Sec. Todman over the past year has chaired the Interagency Community Investment Committee in order to focus the efforts of eight federal agencies on investing in under-resourced communities with programs devoted to housing and small business. The committee this week held a roundtable and provided an update on its accomplishments.
The severity of the housing challenge was evident in a report issued in May from another part of Harvard, as the university’s Joint Center for Housing Studies released “America’s Rental Housing 2024.”
Among its findings:
- “The number of cost-burdened renter households hit a record high of 22.4 million in 2022, an increase of two million households since 2019. The number of severely cost-burdened renter households also hit an all-time high of 12.1 million, a full 1.5 million above pre-pandemic levels.”
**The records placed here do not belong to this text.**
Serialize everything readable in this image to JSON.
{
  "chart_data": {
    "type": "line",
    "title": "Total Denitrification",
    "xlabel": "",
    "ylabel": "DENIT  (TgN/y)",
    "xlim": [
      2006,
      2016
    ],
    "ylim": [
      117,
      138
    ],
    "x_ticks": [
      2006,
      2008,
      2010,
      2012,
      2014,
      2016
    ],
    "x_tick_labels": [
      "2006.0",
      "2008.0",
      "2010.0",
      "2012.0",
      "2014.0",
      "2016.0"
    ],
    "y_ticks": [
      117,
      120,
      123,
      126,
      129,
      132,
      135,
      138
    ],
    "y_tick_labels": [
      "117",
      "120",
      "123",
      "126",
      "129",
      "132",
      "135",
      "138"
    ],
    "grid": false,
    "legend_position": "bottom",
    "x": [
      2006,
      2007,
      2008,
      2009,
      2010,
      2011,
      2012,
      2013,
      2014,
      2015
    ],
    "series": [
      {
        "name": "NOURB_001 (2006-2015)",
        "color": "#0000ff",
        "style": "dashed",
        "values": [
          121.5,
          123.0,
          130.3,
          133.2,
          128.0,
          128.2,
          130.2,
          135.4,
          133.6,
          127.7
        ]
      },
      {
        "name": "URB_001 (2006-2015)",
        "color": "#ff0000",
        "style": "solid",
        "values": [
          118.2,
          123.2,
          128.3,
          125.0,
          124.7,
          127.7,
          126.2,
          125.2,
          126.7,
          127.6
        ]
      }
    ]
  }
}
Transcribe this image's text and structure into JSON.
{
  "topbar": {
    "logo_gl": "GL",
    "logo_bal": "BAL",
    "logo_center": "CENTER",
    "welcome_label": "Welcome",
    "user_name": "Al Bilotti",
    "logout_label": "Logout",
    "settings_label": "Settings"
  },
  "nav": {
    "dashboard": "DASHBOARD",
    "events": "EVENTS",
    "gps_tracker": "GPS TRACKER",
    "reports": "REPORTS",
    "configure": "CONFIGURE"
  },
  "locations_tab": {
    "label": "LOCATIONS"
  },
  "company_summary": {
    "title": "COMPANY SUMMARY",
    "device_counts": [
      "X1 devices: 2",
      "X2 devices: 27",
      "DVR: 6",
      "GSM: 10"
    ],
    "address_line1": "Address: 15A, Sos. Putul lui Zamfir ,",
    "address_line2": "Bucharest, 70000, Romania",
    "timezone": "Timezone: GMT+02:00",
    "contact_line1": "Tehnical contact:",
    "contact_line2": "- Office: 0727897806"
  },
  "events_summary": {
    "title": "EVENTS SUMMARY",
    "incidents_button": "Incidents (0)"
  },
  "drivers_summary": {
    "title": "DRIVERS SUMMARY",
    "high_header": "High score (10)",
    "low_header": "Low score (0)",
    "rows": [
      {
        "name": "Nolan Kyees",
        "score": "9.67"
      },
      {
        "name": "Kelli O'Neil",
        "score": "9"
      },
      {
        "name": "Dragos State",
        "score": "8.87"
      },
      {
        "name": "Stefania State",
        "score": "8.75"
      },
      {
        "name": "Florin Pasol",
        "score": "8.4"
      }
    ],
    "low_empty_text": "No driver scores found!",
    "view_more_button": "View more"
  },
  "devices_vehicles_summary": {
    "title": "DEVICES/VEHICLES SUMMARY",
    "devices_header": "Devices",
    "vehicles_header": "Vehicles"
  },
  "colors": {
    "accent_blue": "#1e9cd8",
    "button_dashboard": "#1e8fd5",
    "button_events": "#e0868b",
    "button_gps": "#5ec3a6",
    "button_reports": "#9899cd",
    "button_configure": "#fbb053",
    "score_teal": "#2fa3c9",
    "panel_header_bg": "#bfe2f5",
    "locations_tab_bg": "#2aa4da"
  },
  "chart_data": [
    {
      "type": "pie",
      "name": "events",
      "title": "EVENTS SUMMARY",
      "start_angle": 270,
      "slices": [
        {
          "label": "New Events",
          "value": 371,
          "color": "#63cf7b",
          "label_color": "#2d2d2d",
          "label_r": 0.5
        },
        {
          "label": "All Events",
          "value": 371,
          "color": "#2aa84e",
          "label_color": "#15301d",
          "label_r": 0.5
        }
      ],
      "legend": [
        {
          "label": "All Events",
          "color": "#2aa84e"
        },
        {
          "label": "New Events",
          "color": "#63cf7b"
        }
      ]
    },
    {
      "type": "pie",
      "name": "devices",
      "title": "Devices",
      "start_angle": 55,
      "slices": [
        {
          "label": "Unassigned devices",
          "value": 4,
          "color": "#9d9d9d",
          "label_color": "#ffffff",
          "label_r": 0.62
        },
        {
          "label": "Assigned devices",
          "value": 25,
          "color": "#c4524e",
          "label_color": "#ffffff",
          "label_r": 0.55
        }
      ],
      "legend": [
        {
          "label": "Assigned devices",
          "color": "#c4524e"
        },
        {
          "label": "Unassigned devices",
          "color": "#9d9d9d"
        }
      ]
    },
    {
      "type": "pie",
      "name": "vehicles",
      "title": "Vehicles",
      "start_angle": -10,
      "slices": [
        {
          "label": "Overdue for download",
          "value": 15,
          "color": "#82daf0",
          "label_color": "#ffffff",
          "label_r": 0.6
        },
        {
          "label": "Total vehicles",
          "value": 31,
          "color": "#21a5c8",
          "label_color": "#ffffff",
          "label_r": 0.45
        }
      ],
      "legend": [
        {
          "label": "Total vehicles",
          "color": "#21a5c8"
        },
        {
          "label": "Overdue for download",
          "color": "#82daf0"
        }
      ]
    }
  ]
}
- “Cost burdens continue to climb the income scale. While all income groups had increasing cost-burden rates from 2019 to 2022, middle-income renters making $45,000 to $74,999 saw their cost-burdened share rise the fastest with a 5.4 percentage point increase to 41%. The already high share of cost-burdened renter households earning less than $30,000 annually rose 1.5 percentage points from 2019 to 2022, reaching 83%.”
- “More than half (51%) of renter households living in the 56 metros with populations over 1 million were burdened by housing costs in 2022.”
- “In 2021, 3.9 million renter households (8.4% of renter households) lived in substandard housing with multiple problems such as structural deficiencies, a lack of upkeep, or the inconsistent provision of basic features such as hot and cold running water, heat, and electricity. Households with lower incomes and households of color are disproportionately exposed to substandard conditions.”
- “Nationwide, an estimated 75% of land in major cities is zoned exclusively for single-family homes. A growing list of states are preempting local single-family zoning laws to compel more neighborhoods to allow a range of housing options.”